Walla Walla, WA:
Harry Hamada and Mike Locati with Pacific Agra Farms LLC in Walla Walla told us July 18 that the season is going well and they are shipping all sizes of the famed Walla Walla Sweets. “Sizing is good, with a lot of jumbos,” Harry said. “We got through our fall crop and are into transplants now.” The farming operation, which packs and ships through Walla Walla River Packing, is also moving good supplies of mediums in consumer packs, he said. “Demand is good, and pricing is at $16-$18 for 40-pound carton jumbos,” Harry added. Mike said, “We have a very good range of sizes to fill all orders, and we’ll be going to late August.”
Steve Smith with National Onion Co. in Las Cruces said on July 19 he was down to his last 70 acres and will be out of New Mexico onions by the end of July. “The season has been good,” Steve said. “Movement has been steady, and now that we’re at the end of the season, prices are up.” He said jumbos and mediums continued to move well, and the weather overall had been favorable during the season, although there was some heat along the way. Steve said he’ll move from New Mexico up to Utah for a start to the summer onion season in Syracuse around Aug. 10. “We’ll ship right out of the field,” he said.

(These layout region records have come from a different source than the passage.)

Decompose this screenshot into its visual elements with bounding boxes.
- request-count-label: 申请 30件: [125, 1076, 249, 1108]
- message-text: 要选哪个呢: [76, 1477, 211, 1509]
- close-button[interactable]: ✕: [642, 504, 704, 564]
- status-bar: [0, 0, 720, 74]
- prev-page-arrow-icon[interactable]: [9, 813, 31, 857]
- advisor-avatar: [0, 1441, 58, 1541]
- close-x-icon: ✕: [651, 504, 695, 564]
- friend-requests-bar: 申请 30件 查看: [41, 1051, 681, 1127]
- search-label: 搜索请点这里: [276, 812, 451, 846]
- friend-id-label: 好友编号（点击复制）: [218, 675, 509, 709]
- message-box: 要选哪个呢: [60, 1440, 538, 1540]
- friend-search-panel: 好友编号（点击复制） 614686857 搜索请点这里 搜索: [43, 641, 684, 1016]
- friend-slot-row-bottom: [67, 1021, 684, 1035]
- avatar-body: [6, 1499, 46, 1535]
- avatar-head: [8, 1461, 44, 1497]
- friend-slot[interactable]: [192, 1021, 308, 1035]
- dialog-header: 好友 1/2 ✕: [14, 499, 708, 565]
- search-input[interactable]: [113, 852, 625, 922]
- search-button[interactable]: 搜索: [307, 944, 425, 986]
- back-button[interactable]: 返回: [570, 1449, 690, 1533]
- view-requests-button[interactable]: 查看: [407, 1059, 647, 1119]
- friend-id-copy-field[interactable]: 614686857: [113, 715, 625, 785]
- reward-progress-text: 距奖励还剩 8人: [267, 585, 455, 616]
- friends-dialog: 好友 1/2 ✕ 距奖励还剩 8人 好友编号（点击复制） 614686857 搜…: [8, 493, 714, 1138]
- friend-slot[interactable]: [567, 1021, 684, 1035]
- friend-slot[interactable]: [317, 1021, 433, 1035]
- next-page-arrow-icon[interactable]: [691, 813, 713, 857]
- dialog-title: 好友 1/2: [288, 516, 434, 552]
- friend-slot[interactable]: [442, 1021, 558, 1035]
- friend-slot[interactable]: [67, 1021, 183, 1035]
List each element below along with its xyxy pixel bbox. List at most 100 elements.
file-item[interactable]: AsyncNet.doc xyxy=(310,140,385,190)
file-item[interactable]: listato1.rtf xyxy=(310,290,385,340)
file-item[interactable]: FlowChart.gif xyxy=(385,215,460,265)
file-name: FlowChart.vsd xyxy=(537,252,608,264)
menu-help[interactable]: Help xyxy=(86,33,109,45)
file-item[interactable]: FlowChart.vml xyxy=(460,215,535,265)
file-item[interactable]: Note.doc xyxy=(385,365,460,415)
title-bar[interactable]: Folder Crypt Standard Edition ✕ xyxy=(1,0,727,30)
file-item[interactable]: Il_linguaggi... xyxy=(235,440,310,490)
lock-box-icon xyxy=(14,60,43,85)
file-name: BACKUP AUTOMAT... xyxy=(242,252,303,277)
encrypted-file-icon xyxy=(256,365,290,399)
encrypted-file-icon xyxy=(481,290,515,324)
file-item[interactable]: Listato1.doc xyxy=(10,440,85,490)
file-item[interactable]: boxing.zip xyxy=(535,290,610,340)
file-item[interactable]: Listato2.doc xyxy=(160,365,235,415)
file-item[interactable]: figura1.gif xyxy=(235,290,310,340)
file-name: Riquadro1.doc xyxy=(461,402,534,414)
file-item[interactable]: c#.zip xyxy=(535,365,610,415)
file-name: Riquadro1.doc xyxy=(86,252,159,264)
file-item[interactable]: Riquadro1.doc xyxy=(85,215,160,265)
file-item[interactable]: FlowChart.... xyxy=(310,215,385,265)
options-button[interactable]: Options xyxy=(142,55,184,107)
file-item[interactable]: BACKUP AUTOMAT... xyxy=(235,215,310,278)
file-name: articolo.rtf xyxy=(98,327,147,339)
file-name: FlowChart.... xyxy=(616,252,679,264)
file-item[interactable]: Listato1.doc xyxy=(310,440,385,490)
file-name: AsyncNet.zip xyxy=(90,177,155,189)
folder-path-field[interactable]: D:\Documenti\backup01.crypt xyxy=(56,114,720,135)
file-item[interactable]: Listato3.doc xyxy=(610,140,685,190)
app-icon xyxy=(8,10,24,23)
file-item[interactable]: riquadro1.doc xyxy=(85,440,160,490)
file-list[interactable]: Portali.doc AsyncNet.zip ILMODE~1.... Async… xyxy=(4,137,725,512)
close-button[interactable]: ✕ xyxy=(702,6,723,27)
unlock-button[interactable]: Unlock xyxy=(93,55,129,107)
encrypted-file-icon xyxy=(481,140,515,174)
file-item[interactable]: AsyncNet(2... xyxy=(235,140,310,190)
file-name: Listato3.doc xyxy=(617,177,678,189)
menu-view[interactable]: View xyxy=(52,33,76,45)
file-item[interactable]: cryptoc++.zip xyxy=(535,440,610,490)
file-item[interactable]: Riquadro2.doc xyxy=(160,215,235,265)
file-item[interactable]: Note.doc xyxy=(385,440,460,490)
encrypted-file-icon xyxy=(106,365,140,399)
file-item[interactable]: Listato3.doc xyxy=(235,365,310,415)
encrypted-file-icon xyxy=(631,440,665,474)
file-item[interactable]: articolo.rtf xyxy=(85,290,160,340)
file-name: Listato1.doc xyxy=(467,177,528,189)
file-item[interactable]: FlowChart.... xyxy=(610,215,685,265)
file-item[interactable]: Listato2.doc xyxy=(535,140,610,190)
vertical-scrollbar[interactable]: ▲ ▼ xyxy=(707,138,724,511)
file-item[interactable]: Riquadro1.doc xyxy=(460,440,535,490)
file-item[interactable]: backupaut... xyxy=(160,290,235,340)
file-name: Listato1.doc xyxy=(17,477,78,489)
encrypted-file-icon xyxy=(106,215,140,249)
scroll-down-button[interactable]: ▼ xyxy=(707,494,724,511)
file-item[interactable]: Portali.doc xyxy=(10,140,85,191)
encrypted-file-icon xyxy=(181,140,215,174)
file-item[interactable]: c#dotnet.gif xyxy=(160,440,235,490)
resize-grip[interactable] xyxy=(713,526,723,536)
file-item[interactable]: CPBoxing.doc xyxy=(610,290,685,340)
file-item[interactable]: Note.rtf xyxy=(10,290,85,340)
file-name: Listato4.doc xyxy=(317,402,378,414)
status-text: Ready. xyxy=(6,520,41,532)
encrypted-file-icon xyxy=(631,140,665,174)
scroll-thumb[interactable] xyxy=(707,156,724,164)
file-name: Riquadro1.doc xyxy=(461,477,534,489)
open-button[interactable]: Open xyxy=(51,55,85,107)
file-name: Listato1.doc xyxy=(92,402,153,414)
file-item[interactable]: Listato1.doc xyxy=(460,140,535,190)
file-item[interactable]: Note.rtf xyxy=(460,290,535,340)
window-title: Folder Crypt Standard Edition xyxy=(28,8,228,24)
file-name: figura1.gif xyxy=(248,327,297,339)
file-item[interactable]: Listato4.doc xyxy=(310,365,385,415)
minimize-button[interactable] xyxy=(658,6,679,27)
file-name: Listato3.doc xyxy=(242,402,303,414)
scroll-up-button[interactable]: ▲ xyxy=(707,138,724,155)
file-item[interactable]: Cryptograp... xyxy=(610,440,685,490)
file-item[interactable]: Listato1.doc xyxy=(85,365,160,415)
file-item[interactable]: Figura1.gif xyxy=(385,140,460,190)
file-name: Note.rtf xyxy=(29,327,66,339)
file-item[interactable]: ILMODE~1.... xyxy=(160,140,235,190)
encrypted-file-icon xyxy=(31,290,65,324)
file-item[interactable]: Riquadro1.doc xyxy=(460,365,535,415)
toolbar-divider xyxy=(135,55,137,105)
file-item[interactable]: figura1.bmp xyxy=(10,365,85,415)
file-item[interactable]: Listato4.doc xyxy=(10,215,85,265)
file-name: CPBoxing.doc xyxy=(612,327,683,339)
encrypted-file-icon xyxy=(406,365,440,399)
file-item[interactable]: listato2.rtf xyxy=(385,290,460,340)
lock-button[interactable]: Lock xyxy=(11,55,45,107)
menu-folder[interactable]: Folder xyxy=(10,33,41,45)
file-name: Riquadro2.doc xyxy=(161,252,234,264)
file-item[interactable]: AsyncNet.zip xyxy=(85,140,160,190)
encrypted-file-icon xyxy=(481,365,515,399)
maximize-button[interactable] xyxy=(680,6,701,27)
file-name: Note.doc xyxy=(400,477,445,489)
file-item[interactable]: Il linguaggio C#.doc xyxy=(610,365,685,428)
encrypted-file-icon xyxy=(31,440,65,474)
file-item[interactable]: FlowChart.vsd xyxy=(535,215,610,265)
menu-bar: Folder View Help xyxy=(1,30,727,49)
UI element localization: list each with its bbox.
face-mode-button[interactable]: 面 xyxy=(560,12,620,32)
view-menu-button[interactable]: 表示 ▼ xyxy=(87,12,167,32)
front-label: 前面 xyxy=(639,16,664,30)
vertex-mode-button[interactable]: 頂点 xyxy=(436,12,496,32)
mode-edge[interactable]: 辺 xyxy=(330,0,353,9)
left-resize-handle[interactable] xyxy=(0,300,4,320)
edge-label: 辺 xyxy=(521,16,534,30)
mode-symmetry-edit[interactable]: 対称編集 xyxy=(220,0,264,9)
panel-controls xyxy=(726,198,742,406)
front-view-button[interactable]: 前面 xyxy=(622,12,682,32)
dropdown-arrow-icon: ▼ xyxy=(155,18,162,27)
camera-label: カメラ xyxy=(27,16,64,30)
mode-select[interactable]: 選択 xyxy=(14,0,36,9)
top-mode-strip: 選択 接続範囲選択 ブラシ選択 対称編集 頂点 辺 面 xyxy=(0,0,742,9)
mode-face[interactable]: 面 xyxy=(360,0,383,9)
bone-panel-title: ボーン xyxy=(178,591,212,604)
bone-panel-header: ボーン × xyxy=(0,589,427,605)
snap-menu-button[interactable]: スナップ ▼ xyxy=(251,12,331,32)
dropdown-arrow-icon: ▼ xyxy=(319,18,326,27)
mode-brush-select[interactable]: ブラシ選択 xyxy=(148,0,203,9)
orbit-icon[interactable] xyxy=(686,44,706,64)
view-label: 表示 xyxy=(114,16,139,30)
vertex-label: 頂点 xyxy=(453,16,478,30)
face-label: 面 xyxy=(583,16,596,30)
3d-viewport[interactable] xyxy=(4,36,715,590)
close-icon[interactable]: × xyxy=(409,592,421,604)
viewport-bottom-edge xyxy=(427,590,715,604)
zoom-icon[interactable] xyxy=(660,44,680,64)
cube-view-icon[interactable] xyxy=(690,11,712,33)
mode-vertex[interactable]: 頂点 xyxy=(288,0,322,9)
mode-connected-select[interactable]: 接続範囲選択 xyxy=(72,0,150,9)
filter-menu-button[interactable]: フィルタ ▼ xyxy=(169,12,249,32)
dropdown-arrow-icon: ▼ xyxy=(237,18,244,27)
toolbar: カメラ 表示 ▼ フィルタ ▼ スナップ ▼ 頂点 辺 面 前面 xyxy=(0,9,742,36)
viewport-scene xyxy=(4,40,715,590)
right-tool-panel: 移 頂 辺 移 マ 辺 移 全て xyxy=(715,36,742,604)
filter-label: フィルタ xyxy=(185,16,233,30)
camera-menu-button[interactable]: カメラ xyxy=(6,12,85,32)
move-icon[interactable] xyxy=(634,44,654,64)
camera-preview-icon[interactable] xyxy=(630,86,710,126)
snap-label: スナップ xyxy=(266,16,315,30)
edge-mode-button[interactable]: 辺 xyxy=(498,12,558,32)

Trent Falkner with L&M Cos. in Raleigh, NC, said his company’s New Mexico deal has about another four weeks to go. Right now, he said on July 19, onion sizes are running colossal and super, with a good supply of jumbos as well. “The sizes will get smaller as we continue,” he said. “The red onion deal is good now on jumbos, and we have a good supply of those. Pricing is better on mediums in all colors.” He said medium yellows brought $10, the same as jumbos. Trent also said jumbo whites are in good supply, and he added, “We’re out of medium whites.”
Dale DeBerry with AllVeg Sales in Bourne, TX, told us on July 19 he had finished up his Durango deal sooner than originally expected. “We finished Durango early and are waiting on product from Baja CA,” Dale said.
Robert Bell provided photos of Willow Springs, CA. Antelope Valley. A cool video of the area will be posted next week.
Larry Bauman with L&L Ag. Production in Othello, WA, said on July 19 that his operation began harvest on July 18. “We started harvesting our transplants yesterday and the onions look good,” Larry said. “As far as crop progress, the southern end of the state may be a little further ahead on the direct seeded onions, but all areas have had good growing weather and everything is coming along nicely.”
Trent Falkner with L&M Cos. in Raleigh, NC, said on July 19 the Hermiston and Umatilla crops will start in mid-August, with yellows shipping first. “We’ll get into all colors and sizes as the season progresses,” he said.
Mackenzie Mills with River Point Farms shared these recent photos of Jonathan Miller, Fresh Pack Plant Manager and his kids Kellen and Brooklyn. Making this season a family affair.
Ashley Robertson with Fort Boise Produce in Parma, ID, said on July 19 that weather conditions have been good in the Treasure Valley, but she added the company’s crop is still running a couple of weeks behind, and she expects to start the season around Sept. 1.
Tiffany Cruickshank with Snake River Produce Co. in Nyssa, OR provided recent crop photos showing good crop progress.
Ryan Fagerberg with Fagerberg Farms/Fagerberg Produce in Eaton told us on July 15 the crop was looking very good, and he expects an Aug. 1 start to the harvest. “Everything is good,” he said, adding that severe weather earlier in the week had been mainly to the south of his area.
Trent Falkner with L&M Cos. in Raleigh, NC, said the Ulysses crop will start in late August.
Barry Vculek with Four Star Ag in Oakes, ND, said that North Dakota has received warm weather this season. “The warmer weather has been good for the crop,” Barry said. “We are going to start in mid August.” Barry said that this year’s crop is average on size profile.
Doug Bulgrin with Gumz Farms in Endeavor, WI, said that the weather has been good and the crop is in good shape. “Everything looks to be on track,” Doug said. “We just have to see how the next several weeks goes with the weather.”
Jon Meyer with Market Brothers reports that the Michigan crop looks very good. “Lately, its been cooler but overall we’ve had good weather this growing season,” Jon said. “Looks like it will be a good crop but the next three weeks will be crucial.”